What I don’t get involved in:

  • Petty details: Dates and times emails are sent to prove a point are typically not worth your time. I’m not going to argue with a supplier or internal colleague over something so petty. It’s not worth the email. Even if they’re wrong, accept it and move forward with the point and purpose of the email.
  • Playing the trump card: Sometimes in meetings you will have that individual that thinks because they’re the highest level in the room, their voice needs to be the loudest and assigns themselves the role as the final decision maker. You’re typically not going to change their mind in this meeting, so if my input isn’t being heard, I will let it go. This doesn’t mean roll over and give them what they so childishly want, but it means follow-up after the meeting with your boss to further discuss. In my experience, my boss has always sent a follow-up email reinforcing my input. Your boss is either at the same level or higher than this person, so the email communication will force them to accept direction from authority.
  • Arguments via email: Email is fabulous, except when it’s not. You can’t understand someone’s tone from an email and many times, the tone can be misconstrued. You will definitely realize this when you see the response. Instead of writing back in a fury or typing something you’ll regret–and your boss will see–pick up the phone or walk over to their desk. It will always diffuse the situation.





How To Own a Meeting

If you’re like me and 75% of the population, presenting at a meeting can be intimidating. You’re standing up in front of your colleagues and superiors to present data, a new idea or proposal. The morning of you’re a bit jittery and may even have anxiety about standing up in front of a group of people. I totally get it. And I hate to say it, but the only way to become more comfortable is to present often. Practice makes perfect and eventually, your fears will disperse.

Try to hone in on the main reason you’re feeling uneasy about getting in front of your co-workers. For me, it’s the fear of not having an answer to every question. What if they ask something I don’t know? Think about that. Isn’t that the point? You’re presenting an idea or proposal to get feedback. Multiple heads are better than one and that’s the beauty about individuals- no two think alike. As you present more frequently, you’ll start to see a pattern in the questions you’re being asked and be able to prep for them beforehand.

Here are the top four things you need to do to have a successful meeting:

  • Prep. Make sure you know the information you’re presenting. If you have a question about it, someone listening to your presentation is going to have the same one. Ask ahead of time so you’re prepared. Print anything you may need the night before so you’re not stressing at the printer the morning of.
  • Rehearse. Yes, you need to practice giving your presentation. Block off time in a conference room to practice by yourself giving the presentation out loud. You’ll be surprised the points you come across that need some fine tuning.
  • Sit at the most appropriate position at the table. If you’re the last into the conference room, you’re most likely going to get the chair at the end of the table. You need to conduct yourself in a space to get everyone’s full attention. The best way to do that is at the head of the table.
  • The night before routine. Set your alarm and get up when it goes off. Pick out what you’re going to wear. Make sure it’s something that makes you feel confident and on-top of your game. You’ll thank yourself in the morning when you would have typically pulled out everything from your closet, left half of it on the floor, and walked out of the house hating what you have on.

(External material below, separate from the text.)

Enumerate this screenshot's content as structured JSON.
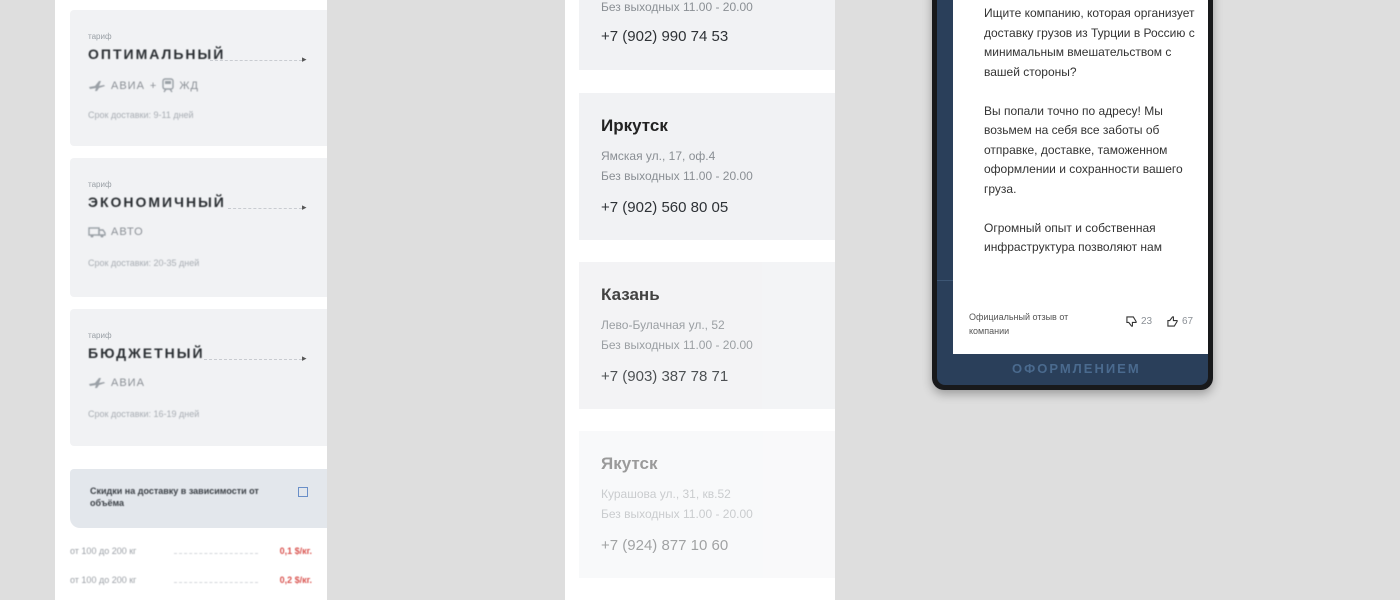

Keep in mind the more you present, the more likely other opportunities will arise to present to new audience members. People will  begin to know who you are and that’s always important.






Burn Books Do Exist

And you thought you left your high school days behind you. Turns out, burn books also exist in the working world. Ok, I’m being a bit dramatic. Your employer doesn’t have a file with mean slurs written in gel pen all around your picture. However, I think you’d be surprised what they do have.

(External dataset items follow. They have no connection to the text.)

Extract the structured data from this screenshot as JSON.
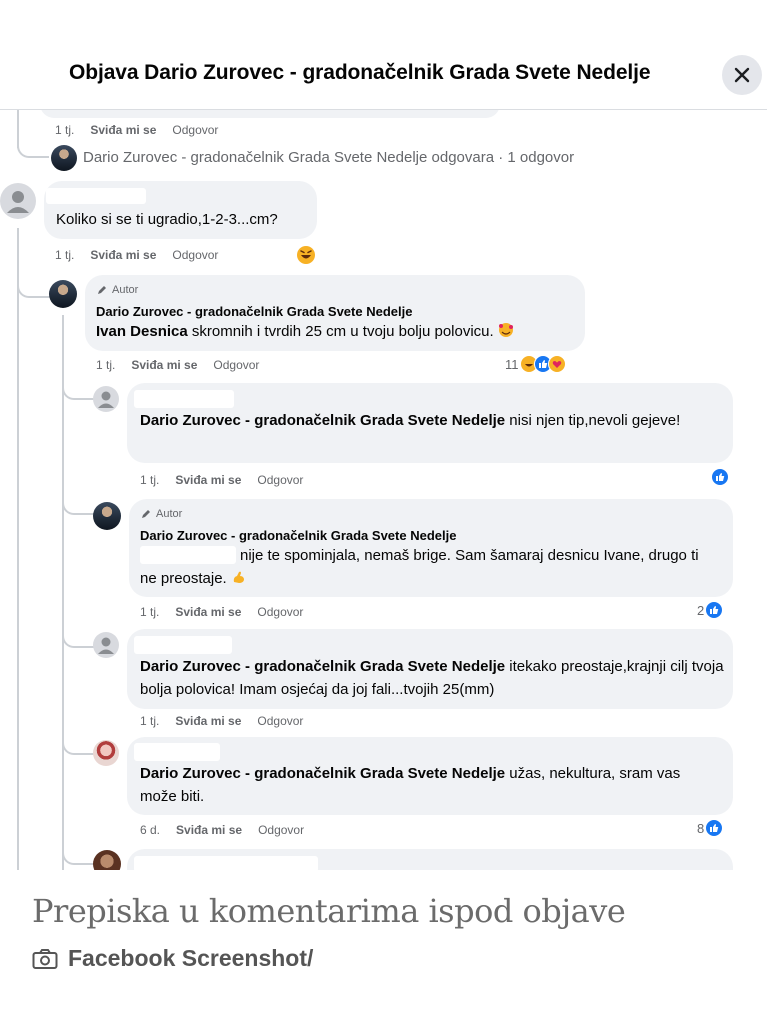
{
  "header": {
    "title": "Objava Dario Zurovec - gradonačelnik Grada Svete Nedelje"
  },
  "thread": {
    "top_actions": {
      "time": "1 tj.",
      "like": "Sviđa mi se",
      "reply": "Odgovor"
    },
    "reply_summary": "Dario Zurovec - gradonačelnik Grada Svete Nedelje odgovara · 1 odgovor",
    "comments": [
      {
        "text": "Koliko si se ti ugradio,1-2-3...cm?",
        "time": "1 tj.",
        "like": "Sviđa mi se",
        "reply": "Odgovor"
      },
      {
        "badge": "Autor",
        "author": "Dario Zurovec - gradonačelnik Grada Svete Nedelje",
        "mention": "Ivan Desnica",
        "text": " skromnih i tvrdih 25 cm u tvoju bolju polovicu.",
        "time": "1 tj.",
        "like": "Sviđa mi se",
        "reply": "Odgovor",
        "reaction_count": "11"
      },
      {
        "mention": "Dario Zurovec - gradonačelnik Grada Svete Nedelje",
        "text": " nisi njen tip,nevoli gejeve!",
        "time": "1 tj.",
        "like": "Sviđa mi se",
        "reply": "Odgovor"
      },
      {
        "badge": "Autor",
        "author": "Dario Zurovec - gradonačelnik Grada Svete Nedelje",
        "text": "nije te spominjala, nemaš brige. Sam šamaraj desnicu Ivane, drugo ti ne preostaje.",
        "time": "1 tj.",
        "like": "Sviđa mi se",
        "reply": "Odgovor",
        "reaction_count": "2"
      },
      {
        "mention": "Dario Zurovec - gradonačelnik Grada Svete Nedelje",
        "text": " itekako preostaje,krajnji cilj tvoja bolja polovica! Imam osjećaj da joj fali...tvojih 25(mm)",
        "time": "1 tj.",
        "like": "Sviđa mi se",
        "reply": "Odgovor"
      },
      {
        "mention": "Dario Zurovec - gradonačelnik Grada Svete Nedelje",
        "text": " užas, nekultura, sram vas može biti.",
        "time": "6 d.",
        "like": "Sviđa mi se",
        "reply": "Odgovor",
        "reaction_count": "8"
      }
    ]
  },
  "caption": {
    "title": "Prepiska u komentarima ispod objave",
    "credit": "Facebook Screenshot/"
  },
  "icons": {
    "close": "close-icon",
    "camera": "camera-icon",
    "author_badge": "pencil-icon",
    "like": "like-icon",
    "haha": "haha-icon",
    "care": "care-icon"
  },
  "colors": {
    "like_blue": "#1877f2",
    "bubble": "#f0f2f5",
    "secondary_text": "#65676b"
  }
}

The three companies I’ve worked at all handled this process differently. Basically, it’s a meeting with senior level leadership to discuss their current talent. The first company I worked for didn’t speak about it. It was a meeting that happened behind closed doors with the leadership team. I actually never knew these existed my second corporate position.

This company was a little less discreet about the process. Your boss would be ever-so diligent to make sure your company profile was updated in the system about a week before the “secret meeting.” The group gets together to discuss each individual’s responsibilities, interests, and future opportunities.

Unfortunately, word travels fast under poor management and these meetings weren’t always kept professional. They were a bitch session for a few leaders whose intentions weren’t always the best. Each employee’s picture was up on a power point cast across the room and perceptions of you could definitely change after a meeting like this.

The company I’m currently at handles this on a much more elevated scale. It’s actually something that all employees are aware of–The meetings are put on each employee’s calendar. HR attends the meetings to ensure they’re kept professional and stay on topic. All conversations are an echo of the conversations your boss has had with you. You would be aware of what you’re doing well and any areas that need improvement. The whole burn book idea sounds a lot less intimidating at company #3, right?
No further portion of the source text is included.